Do you have any idea how much a DELL 2950 loaded with disks weighs? They’re heavy.
At that time the “cloud” was all the rage. Amazon services were really spinning up, Linode and SliceHost were the new ‘it’ companies, and we were derided as idiots for actually buying physical hardware: Ew!
Well turns out our business scaled very quickly and in a few short months we were pushing well over 100 megabits of bandwidth average. We were paying around $2,500 a month for that which included power to the rack, a team supporting our hardware 24/7/365 and that included the bandwidth and 5 very high quality upstream connections. We’d discovered the magic of 95th percentile billing. Most of our peers were paying by the terrabyte and getting absolutely screwed. Our business would never have survived if we didn’t use colocation.

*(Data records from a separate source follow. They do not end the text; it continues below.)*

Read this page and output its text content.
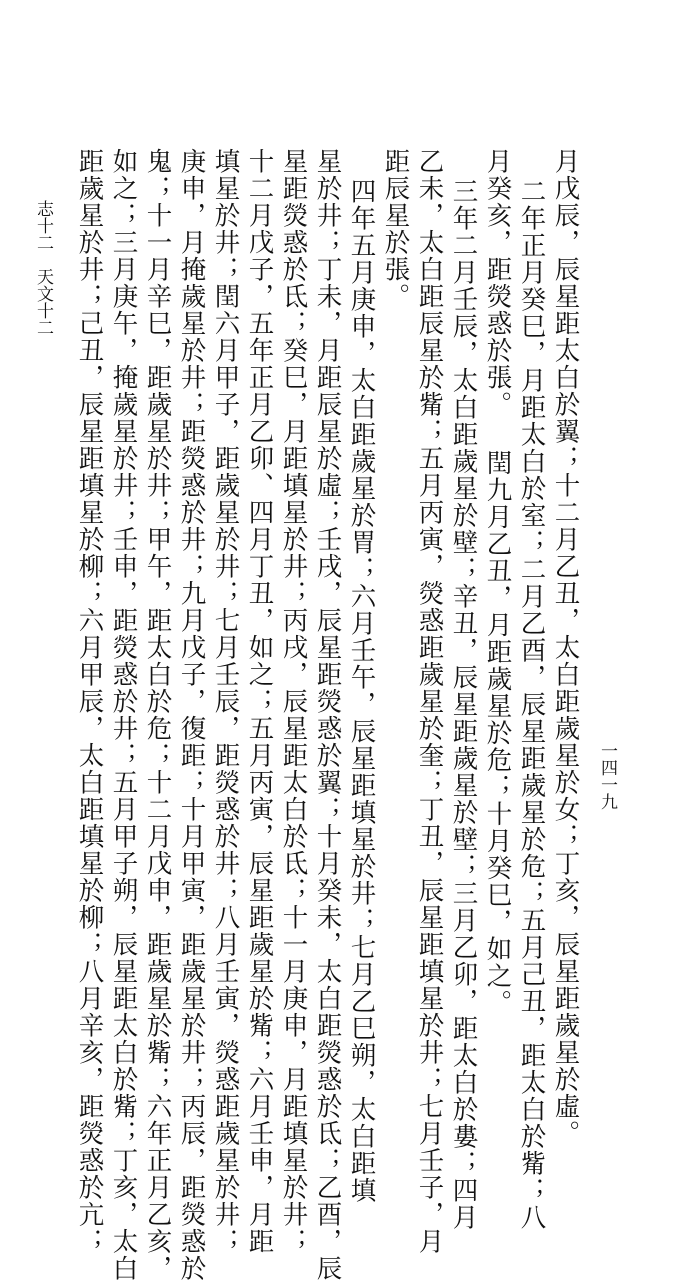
月戊辰，辰星距太白於翼；十二月乙丑，太白距歲星於女；丁亥，辰星距歲星於虛。

二年正月癸巳，月距太白於室；二月乙酉，辰星距歲星於危；五月己丑，距太白於觜；八

月癸亥，距熒惑於張。 閏九月乙丑，月距歲星於危；十月癸巳，如之。

三年二月壬辰，太白距歲星於壁；辛丑，辰星距歲星於壁；三月乙卯，距太白於婁；四月

乙未，太白距辰星於觜；五月丙寅，熒惑距歲星於奎；丁丑，辰星距填星於井；七月壬子，月

距辰星於張。

四年五月庚申，太白距歲星於胃；六月壬午，辰星距填星於井；七月乙巳朔，太白距填

星於井；丁未，月距辰星於虛；壬戌，辰星距熒惑於翼；十月癸未，太白距熒惑於氐；乙酉，辰

星距熒惑於氐；癸巳，月距填星於井；丙戌，辰星距太白於氐；十一月庚申，月距填星於井；

十二月戊子，五年正月乙卯、四月丁丑，如之；五月丙寅，辰星距歲星於觜；六月壬申，月距

填星於井；閏六月甲子，距歲星於井；七月壬辰，距熒惑於井；八月壬寅，熒惑距歲星於井；

庚申，月掩歲星於井；距熒惑於井；九月戊子，復距；十月甲寅，距歲星於井；丙辰，距熒惑於

鬼；十一月辛巳，距歲星於井；甲午，距太白於危；十二月戊申，距歲星於觜；六年正月乙亥，

如之；三月庚午，掩歲星於井；壬申，距熒惑於井；五月甲子朔，辰星距太白於觜；丁亥，太白

距歲星於井；己丑，辰星距填星於柳；六月甲辰，太白距填星於柳；八月辛亥，距熒惑於亢；

志十二　天文十二
一四一九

Today we’re busy decomissioning our old Dell 1950’s and 2950’s and replacing them with amazing new Dell R630’s. Back then we were paying about $3500 per server. I just bought 4 Dell R630’s at $9250 each out the door. We’re happy to spend that kind of cash because we know these machines will pay for themselves a hundred times over (or more) by the time we’re done with them. We have a little inside joke: “Good servers go to small business heaven. Bad servers end up working for us.” We literally put our servers through hell by running them at very high CPU and IO loads. To date we haven’t had a single failure besides hard drives and redundant power supplies, all of which are hot-swappable and no big deal. No memory, chassis or controller issues. (We use PERC hardware RAID 1 or 10 usually)
So I guess I’d like to say a big Kudos to Dell for producing some kick-ass enterprise class hardware that could withstand the worst kinds of loads we could come up with. And seriously: If you’re a startup and can afford it, consider making a capital investment in your own hardware and using colocation rather than abstracting away the problem and paying more – and in some cases, a hell of a lot more.
Besides: What could be more fun that spending your Saturday night in the data center.